I don't feel Christian girls are easy for a date. I feel like they are easy for a good thought.
Maybe I am a bad guy for not being in Church already.


murder you can tap your foot to


Who can avoid the ubiquitous guitar-smash--that guitar-o-cide that has been so prevalent in the last 40 years? The broken guitar has been somewhat of a sign of the end of the set. And who can really tell whether or not the guitars are punished because the drugs have worn off or have just started to climax. Whatever the case, a rock band's emotional involvement is often considered directly proportional to the degree to which their stage is destroyed. And it is not entirely uncommon to see rockers destroy just about every piece of sound equipment on stage--rock band manager's cannot be anything other than upset. But what's even more strange than the execution of sound is the sanguine acceptance and downright approval of the audience. It is almost as if witnesses to this melodic massacre don't only applaud the mic's condemnation, they encourage it--nay they expect it. But what an irony, right? Because isn't the essence of the rock band the guitar? Aren't the drums indispensable? Isn't the bass fundamental? So when the rocker's crush their instruments, shouldn't we all recoil in disgust as if from cannibalism? Because, frankly, the guitar pays the mortgage.

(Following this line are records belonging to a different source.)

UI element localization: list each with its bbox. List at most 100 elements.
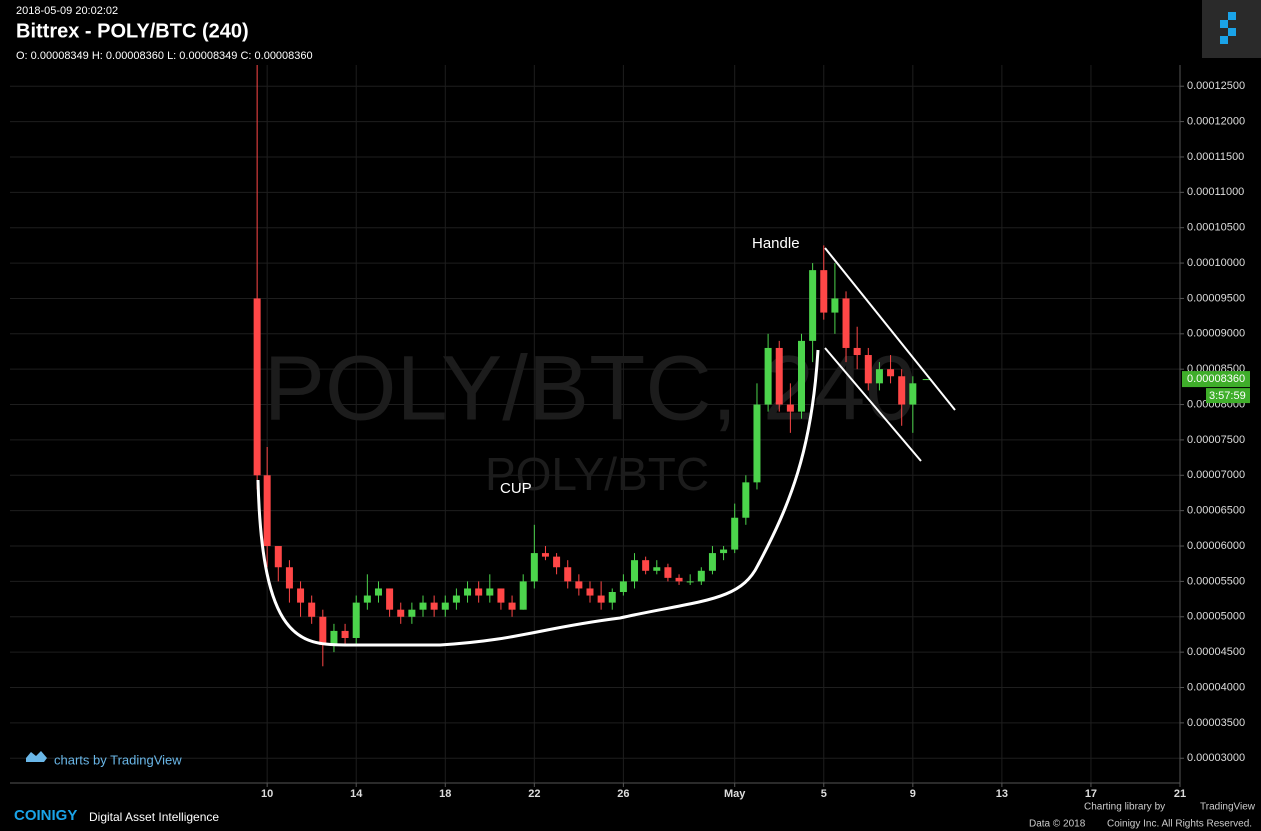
y-tick-label: 0.00010500 bbox=[1187, 222, 1245, 234]
x-tick-label: 18 bbox=[439, 788, 451, 800]
rights: Coinigy Inc. All Rights Reserved. bbox=[1107, 819, 1252, 830]
candle-body bbox=[441, 602, 449, 610]
candle-body bbox=[452, 595, 460, 603]
logo bbox=[1220, 12, 1236, 44]
candle-body bbox=[374, 588, 382, 596]
y-tick-label: 0.00003000 bbox=[1187, 752, 1245, 764]
countdown-box bbox=[1206, 388, 1250, 404]
ohlc: O: 0.00008349 H: 0.00008360 L: 0.0000834… bbox=[16, 50, 313, 62]
y-tick-label: 0.00012000 bbox=[1187, 115, 1245, 127]
candle-body bbox=[831, 298, 839, 313]
x-tick-label: 22 bbox=[528, 788, 540, 800]
y-tick-label: 0.00010000 bbox=[1187, 257, 1245, 269]
candle-body bbox=[597, 595, 605, 603]
candle-body bbox=[386, 588, 394, 610]
candle-body bbox=[775, 347, 783, 405]
candle-body bbox=[653, 567, 661, 571]
candle-body bbox=[898, 376, 906, 405]
y-tick-label: 0.00009500 bbox=[1187, 292, 1245, 304]
last-price-label: 0.00008360 bbox=[1187, 373, 1245, 385]
candle-body bbox=[809, 270, 817, 341]
copyright: Data © 2018 bbox=[1029, 819, 1086, 830]
grid bbox=[10, 65, 1181, 783]
candle-body bbox=[519, 581, 527, 610]
candle-body bbox=[330, 630, 338, 646]
candle-body bbox=[664, 567, 672, 578]
candle-body bbox=[363, 595, 371, 603]
candle-body bbox=[731, 517, 739, 550]
candle-body bbox=[430, 602, 438, 610]
annotation: Handle bbox=[752, 235, 800, 252]
handle-line bbox=[824, 347, 922, 462]
candle-body bbox=[887, 369, 895, 377]
y-tick-label: 0.00007000 bbox=[1187, 469, 1245, 481]
candles bbox=[253, 65, 930, 667]
candle-body bbox=[475, 588, 483, 596]
candle-body bbox=[842, 298, 850, 348]
candle-body bbox=[675, 577, 683, 582]
y-tick-label: 0.00004500 bbox=[1187, 646, 1245, 658]
candle-body bbox=[742, 482, 750, 518]
countdown: 3:57:59 bbox=[1209, 390, 1246, 402]
y-tick-label: 0.00012500 bbox=[1187, 80, 1245, 92]
x-tick-label: 5 bbox=[821, 788, 827, 800]
tagline: Digital Asset Intelligence bbox=[89, 810, 219, 824]
y-tick-label: 0.00006000 bbox=[1187, 540, 1245, 552]
candle-body bbox=[352, 602, 360, 638]
y-tick-label: 0.00005500 bbox=[1187, 575, 1245, 587]
x-tick-label: 9 bbox=[910, 788, 916, 800]
candle-body bbox=[864, 355, 872, 384]
candle-body bbox=[297, 588, 305, 603]
y-tick-label: 0.00003500 bbox=[1187, 717, 1245, 729]
candle-body bbox=[253, 298, 261, 476]
candle-body bbox=[753, 404, 761, 483]
candle-body bbox=[464, 588, 472, 596]
candle-body bbox=[708, 553, 716, 571]
candle-body bbox=[608, 592, 616, 603]
candle-body bbox=[497, 588, 505, 603]
candle-body bbox=[720, 549, 728, 554]
candle-body bbox=[586, 588, 594, 596]
y-tick-label: 0.00011000 bbox=[1187, 186, 1244, 198]
x-tick-label: 10 bbox=[261, 788, 273, 800]
candle-body bbox=[541, 553, 549, 557]
x-tick-label: 26 bbox=[617, 788, 629, 800]
y-tick-label: 0.00007500 bbox=[1187, 434, 1245, 446]
candle-body bbox=[619, 581, 627, 593]
candle-body bbox=[853, 347, 861, 356]
candle-body bbox=[786, 404, 794, 412]
branding[interactable]: charts by TradingView bbox=[54, 752, 182, 767]
candle-body bbox=[686, 581, 694, 583]
library-name[interactable]: TradingView bbox=[1200, 802, 1256, 813]
y-tick-label: 0.00006500 bbox=[1187, 505, 1245, 517]
candle-body bbox=[575, 581, 583, 589]
candle-body bbox=[553, 556, 561, 568]
candle-body bbox=[798, 340, 806, 412]
y-tick-label: 0.00011500 bbox=[1187, 151, 1244, 163]
brand: COINIGY bbox=[14, 807, 77, 824]
candle-body bbox=[564, 567, 572, 582]
candle-body bbox=[319, 616, 327, 646]
candle-body bbox=[530, 553, 538, 582]
candle-body bbox=[642, 560, 650, 571]
y-tick-label: 0.00009000 bbox=[1187, 328, 1245, 340]
library: Charting library by bbox=[1084, 802, 1165, 813]
candle-body bbox=[397, 609, 405, 617]
candle-body bbox=[274, 546, 282, 568]
handle-line bbox=[824, 247, 956, 411]
watermark-sub: POLY/BTC bbox=[485, 448, 709, 500]
x-tick-label: 21 bbox=[1174, 788, 1186, 800]
cup-drawing bbox=[256, 349, 820, 647]
candle-body bbox=[486, 588, 494, 596]
x-tick-label: 17 bbox=[1085, 788, 1097, 800]
candle-body bbox=[909, 383, 917, 405]
candle-body bbox=[419, 602, 427, 610]
candle-body bbox=[697, 570, 705, 582]
candle-body bbox=[263, 475, 271, 547]
candle-body bbox=[820, 270, 828, 313]
candle-body bbox=[875, 369, 883, 384]
timestamp: 2018-05-09 20:02:02 bbox=[16, 5, 118, 17]
candle-body bbox=[631, 560, 639, 582]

But we don't recoil. We, as the respective audience members, don't protest the onstage atrocity. We clap. We cheer. How do we accept this horrible fact of rock? How is this just in the rock universe?

The guitar smash is not just a crime of passion. The guitar smash is the full-fledged signification that rock and roll, at its essence, is not about 4-4 beats and power chords: it's about a lifestyle. The guitar smash is proof that rock music is something that lives in the blood of the makers. The guitar is merely a messenger of internal struggle--that adolescent angst. So every time a rocker smashes his guitar and kicks the bass drum, he isn't saying that he is passionate about that particular song or even that he is extraordinarily high. Instead he is saying that rock never was, or ever will be, about the music.